Claude: Comme dans les autres pays, je ne connais pas un canadien qui irait au devant de ti-Bush pour lui donner la main s’il se promenait dans nos rues. Quel tort il fait à la réputation des Américains dans le monde ! Son arrogance est en train de pousser toute une génération contre son peuple. Peut-on être plus bête ?

Mansour: Mais ce qui a attire mon attention, c’est le comportement des USA vis-à-vis du Canada dans le domaine commercial. L’encre qui a servi à rédiger le traité de NAFTA (ALENA) n’est probablement pas encore sèche et les USA unilatéralement ont pris la décision d’imposer une surtaxe de 27% sur tous les produits forestiers canadiens tout simplement parce que les industries du bois des USA n’étaient pas capables d’entrer en compétition avec leurs concurrents canadiens. A quoi sert ce traité de libre échange entre le Canada, les USA et le Mexique si à chaque fois que l’Amérique n’est pas compétitive elle s’arroge le droit de défendre ses industries par des tarifs à l’importation prohibitifs. Mais une fois de plus, la loi du plus fort est apparemment toujours la plus forte.

Claude: Oui, je t’ai déjà expliqué ma position sur cela. Il défait ce que son père a construit. Il ne respecte pas la parole donnée.

Mansour: Enfin l’histoire de Jimmy Carter me rappelle la fameuse expression américaine, » the good, the bad and the ugly ». Je crois que jamais l’Amérique n’a eu un président aussi honnête moralement que Jimmy Carter. En fait, il m’est difficile de trouver un autre chef d’état qui a toujours été guidé par une morale chrétienne absolue durant toute sa vie politique et même après comme cet individu. Mais malgré tout ce qu’il a fait pour son pays durant toute sa vie, la presse américaine continue à ce jour à le présenter comme un président qui n’avait rien fait, malgré des preuves irréfutables du contraire. Sur le plan international il a tout de même réussi à régler le problème du canal de Panama, il a aussi signé le plan de désarmement « salt 2» avec Brejnev, le secrétaire de l’URSS. Mais plus important encore, il a initié les premiers pas vers une résolution définitive du conflit israélo-arabe. Mais tout ce que la presse américaine se rappelle, c’est le problème des otages en Iran, alors que ce sont les administrations républicaines précédentes qui avaient créé en premier lieu les conditions de ce désastre américain en supportant sans faille le shah d’Iran pendant des décennies. Il a été aussi accusé par les républicains et la presse américaine d’avoir été à la source du déficit américain et surtout de l’inflation des années 70. Mais personne ne refuse d’admettre que Carter avait en fait hérité de la crise pétrolière des années 70 léguée par les républicains et que son déficit budgétaire était en fait inférieur à celui dont il avait hérité. De plus, il a été tout de même le seul président américain à essayer de mettre en place une stratégie à long terme pour le secteur de l’énergie. Après son départ, les républicains et même les démocrates ont abandonné sa vision d’une Amérique indépendante du pétrole du Moyen-orient sur le plan énergétique.

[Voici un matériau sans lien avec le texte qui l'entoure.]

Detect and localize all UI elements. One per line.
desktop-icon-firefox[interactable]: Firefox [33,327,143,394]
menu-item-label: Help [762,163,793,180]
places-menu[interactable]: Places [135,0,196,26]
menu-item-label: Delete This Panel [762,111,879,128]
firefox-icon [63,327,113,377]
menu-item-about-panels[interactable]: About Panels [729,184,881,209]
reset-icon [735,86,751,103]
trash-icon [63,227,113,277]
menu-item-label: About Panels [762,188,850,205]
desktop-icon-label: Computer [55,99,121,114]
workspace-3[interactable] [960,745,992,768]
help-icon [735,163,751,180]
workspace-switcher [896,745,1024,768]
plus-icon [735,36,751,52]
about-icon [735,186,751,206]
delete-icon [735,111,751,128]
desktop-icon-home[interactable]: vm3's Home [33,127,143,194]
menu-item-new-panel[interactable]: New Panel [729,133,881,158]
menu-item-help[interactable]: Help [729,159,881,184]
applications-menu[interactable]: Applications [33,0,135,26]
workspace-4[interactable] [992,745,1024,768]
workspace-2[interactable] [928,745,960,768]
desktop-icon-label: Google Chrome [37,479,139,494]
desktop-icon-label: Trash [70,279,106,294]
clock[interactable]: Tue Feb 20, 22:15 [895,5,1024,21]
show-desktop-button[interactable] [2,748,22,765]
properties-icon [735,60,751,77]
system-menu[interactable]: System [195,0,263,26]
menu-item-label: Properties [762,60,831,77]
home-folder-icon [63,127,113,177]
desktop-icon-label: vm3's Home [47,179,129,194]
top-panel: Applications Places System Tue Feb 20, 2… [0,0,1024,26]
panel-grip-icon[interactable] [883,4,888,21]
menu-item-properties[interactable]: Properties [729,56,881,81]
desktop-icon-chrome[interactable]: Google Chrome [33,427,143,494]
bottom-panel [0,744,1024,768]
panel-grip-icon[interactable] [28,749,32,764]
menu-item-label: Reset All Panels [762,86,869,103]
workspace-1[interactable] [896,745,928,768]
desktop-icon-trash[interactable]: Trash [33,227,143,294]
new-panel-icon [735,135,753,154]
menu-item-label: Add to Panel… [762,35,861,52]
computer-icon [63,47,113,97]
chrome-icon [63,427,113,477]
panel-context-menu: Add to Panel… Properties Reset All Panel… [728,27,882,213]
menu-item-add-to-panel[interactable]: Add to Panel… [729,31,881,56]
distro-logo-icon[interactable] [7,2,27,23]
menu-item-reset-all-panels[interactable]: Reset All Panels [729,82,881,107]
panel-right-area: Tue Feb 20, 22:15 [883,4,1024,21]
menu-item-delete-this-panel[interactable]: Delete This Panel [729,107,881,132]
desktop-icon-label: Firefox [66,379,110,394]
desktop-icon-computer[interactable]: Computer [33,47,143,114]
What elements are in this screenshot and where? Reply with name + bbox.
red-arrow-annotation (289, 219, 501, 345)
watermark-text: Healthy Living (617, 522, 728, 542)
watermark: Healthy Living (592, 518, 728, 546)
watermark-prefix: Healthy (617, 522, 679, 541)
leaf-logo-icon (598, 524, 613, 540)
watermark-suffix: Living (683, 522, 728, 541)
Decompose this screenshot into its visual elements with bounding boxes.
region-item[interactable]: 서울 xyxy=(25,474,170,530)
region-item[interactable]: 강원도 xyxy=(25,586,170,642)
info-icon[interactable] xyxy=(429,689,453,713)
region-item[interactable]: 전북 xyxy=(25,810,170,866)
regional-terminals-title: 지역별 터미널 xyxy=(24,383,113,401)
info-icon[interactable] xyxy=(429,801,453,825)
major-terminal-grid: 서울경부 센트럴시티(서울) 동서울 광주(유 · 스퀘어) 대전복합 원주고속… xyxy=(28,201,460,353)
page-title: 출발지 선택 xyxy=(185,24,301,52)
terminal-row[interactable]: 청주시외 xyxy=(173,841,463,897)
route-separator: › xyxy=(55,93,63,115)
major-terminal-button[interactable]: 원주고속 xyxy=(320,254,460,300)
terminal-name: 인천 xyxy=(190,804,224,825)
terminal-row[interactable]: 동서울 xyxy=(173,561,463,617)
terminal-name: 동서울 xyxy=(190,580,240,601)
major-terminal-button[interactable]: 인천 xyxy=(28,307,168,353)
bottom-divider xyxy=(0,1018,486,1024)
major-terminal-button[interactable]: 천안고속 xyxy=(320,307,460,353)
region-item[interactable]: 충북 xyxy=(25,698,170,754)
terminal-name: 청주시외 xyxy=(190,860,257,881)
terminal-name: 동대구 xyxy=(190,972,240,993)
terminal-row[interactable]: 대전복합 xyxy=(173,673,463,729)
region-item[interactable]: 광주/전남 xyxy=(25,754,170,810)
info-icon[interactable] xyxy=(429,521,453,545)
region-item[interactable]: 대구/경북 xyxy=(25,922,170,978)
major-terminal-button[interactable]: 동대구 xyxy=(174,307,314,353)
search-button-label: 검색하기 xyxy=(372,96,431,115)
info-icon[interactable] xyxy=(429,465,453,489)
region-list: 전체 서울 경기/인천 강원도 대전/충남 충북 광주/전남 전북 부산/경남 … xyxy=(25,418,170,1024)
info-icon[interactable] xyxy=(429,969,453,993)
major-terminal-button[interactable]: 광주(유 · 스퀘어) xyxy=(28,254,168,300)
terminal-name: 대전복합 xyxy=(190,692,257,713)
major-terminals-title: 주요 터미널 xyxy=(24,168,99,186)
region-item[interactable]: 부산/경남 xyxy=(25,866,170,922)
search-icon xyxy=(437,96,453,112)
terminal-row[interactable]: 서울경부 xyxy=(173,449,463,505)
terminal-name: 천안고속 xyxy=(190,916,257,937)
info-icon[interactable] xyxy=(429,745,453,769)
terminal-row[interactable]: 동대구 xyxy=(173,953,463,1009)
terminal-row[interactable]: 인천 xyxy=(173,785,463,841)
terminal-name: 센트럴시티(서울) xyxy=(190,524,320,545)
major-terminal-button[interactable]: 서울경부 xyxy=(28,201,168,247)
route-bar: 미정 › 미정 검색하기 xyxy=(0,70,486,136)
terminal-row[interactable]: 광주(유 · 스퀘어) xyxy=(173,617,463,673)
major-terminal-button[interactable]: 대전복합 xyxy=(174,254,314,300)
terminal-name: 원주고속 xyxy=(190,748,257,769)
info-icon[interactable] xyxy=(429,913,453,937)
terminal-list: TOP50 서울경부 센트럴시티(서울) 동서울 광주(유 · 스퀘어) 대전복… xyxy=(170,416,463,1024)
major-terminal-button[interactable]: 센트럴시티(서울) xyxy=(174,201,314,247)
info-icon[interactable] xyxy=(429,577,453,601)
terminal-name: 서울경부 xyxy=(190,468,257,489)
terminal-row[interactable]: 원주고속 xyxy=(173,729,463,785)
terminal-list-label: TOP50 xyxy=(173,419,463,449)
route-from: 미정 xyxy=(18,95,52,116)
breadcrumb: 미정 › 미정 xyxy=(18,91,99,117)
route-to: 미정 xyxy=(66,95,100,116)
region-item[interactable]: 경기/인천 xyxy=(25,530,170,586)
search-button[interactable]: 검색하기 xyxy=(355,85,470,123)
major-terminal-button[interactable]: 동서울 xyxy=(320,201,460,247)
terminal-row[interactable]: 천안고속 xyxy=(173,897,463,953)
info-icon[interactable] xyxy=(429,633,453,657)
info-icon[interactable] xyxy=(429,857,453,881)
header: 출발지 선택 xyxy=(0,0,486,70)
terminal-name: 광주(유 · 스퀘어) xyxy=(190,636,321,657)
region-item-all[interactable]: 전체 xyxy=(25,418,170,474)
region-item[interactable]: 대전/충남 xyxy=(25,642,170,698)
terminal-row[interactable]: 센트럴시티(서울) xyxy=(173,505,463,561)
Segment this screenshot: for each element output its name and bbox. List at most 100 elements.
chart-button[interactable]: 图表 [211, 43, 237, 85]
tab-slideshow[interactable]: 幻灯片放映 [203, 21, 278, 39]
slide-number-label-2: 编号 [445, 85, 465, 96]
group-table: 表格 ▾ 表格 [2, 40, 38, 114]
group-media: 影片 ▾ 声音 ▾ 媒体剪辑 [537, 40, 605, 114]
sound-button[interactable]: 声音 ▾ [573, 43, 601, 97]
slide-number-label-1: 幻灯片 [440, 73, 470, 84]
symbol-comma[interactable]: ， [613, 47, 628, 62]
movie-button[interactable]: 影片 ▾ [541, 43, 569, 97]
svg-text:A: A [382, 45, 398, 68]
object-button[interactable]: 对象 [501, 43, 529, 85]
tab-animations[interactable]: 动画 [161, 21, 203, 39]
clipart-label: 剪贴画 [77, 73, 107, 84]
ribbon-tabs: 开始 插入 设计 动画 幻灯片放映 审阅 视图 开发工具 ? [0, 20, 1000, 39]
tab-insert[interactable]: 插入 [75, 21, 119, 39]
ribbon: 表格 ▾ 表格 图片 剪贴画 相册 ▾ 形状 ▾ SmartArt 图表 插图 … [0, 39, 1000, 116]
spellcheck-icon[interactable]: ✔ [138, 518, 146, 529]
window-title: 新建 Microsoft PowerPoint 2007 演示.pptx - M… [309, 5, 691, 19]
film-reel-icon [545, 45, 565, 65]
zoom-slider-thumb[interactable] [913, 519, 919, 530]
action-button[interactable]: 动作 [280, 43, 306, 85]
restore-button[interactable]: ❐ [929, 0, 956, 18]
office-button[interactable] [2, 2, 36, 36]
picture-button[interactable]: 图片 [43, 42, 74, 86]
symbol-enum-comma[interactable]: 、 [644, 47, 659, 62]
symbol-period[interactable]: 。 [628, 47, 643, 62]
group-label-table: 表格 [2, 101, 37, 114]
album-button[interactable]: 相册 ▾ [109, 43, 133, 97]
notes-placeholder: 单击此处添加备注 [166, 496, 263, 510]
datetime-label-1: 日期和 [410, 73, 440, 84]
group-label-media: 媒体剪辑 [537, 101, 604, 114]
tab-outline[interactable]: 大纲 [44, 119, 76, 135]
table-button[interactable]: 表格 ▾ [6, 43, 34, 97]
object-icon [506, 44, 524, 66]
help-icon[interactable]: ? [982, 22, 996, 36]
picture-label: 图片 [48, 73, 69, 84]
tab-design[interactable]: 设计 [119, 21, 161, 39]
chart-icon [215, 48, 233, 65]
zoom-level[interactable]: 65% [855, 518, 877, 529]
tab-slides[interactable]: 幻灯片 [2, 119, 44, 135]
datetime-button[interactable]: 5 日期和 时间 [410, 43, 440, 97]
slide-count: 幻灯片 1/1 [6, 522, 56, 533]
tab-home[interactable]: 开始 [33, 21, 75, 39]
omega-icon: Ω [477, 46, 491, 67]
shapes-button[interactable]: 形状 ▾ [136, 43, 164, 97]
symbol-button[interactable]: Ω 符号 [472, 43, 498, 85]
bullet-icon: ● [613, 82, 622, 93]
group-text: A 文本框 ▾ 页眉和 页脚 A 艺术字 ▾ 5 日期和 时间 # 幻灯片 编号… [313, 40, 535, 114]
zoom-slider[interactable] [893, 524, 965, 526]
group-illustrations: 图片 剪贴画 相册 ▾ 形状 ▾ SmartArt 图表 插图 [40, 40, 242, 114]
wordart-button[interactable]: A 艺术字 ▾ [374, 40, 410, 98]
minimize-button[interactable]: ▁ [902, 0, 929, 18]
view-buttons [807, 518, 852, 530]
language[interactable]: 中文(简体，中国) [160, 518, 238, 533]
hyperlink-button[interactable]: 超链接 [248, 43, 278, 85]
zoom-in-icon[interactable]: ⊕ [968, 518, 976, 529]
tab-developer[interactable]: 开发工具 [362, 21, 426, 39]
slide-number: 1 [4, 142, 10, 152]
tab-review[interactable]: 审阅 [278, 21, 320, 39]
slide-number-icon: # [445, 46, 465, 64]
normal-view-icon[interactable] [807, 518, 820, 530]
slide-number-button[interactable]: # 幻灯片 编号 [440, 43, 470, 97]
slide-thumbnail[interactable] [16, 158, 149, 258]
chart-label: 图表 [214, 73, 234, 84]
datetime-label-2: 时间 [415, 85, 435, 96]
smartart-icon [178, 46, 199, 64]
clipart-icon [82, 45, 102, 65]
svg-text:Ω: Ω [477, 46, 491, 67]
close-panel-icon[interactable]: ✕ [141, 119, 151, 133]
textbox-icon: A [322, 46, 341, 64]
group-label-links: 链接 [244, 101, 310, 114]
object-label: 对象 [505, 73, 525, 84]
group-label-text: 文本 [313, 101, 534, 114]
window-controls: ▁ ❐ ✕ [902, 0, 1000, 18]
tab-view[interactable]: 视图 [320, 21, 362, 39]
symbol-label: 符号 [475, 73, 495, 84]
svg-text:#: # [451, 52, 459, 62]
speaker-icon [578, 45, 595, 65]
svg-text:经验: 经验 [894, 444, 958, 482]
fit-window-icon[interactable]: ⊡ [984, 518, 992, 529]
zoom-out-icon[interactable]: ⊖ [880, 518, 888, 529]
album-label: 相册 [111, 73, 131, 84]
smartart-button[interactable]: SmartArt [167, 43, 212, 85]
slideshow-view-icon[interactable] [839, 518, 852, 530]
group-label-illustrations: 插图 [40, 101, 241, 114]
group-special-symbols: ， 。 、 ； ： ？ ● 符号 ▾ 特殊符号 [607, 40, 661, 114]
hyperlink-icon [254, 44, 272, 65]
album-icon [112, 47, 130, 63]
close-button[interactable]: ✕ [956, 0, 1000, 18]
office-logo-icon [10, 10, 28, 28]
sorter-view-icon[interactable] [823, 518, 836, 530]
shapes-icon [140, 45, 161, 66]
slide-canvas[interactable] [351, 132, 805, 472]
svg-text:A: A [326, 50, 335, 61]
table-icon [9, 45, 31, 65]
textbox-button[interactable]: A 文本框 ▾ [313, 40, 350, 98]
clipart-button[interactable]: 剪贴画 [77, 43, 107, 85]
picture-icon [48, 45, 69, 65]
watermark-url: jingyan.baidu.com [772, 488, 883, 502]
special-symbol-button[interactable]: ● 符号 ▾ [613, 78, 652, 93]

Claude: Oui, tu as raison et son sort électoral démontre bien mon point que tout n’est qu’images et illusions. Reagan possédait mieux que lui toutes les qualités exceptionnelles qu’un politicien doit avoir et c’est pourquoi le peuple américain l’a choisi à la place d’un Carter qui avait agi impeccablement. Qu’importe les grandes et belles réalisations, ce qui compte c’est l’impression…. car c’est elle qui apporte les bulletins dans la boîte de scrutin.

Mansour: Personnellement, je considère que les trois plus grandes figures du 20ième siècle ont été Gandhi, Nelson Mandela et Carter. Je devrais tout de même ajouter à cette liste mère Theresa.

Claude: C’est un bon choix. À bientôt.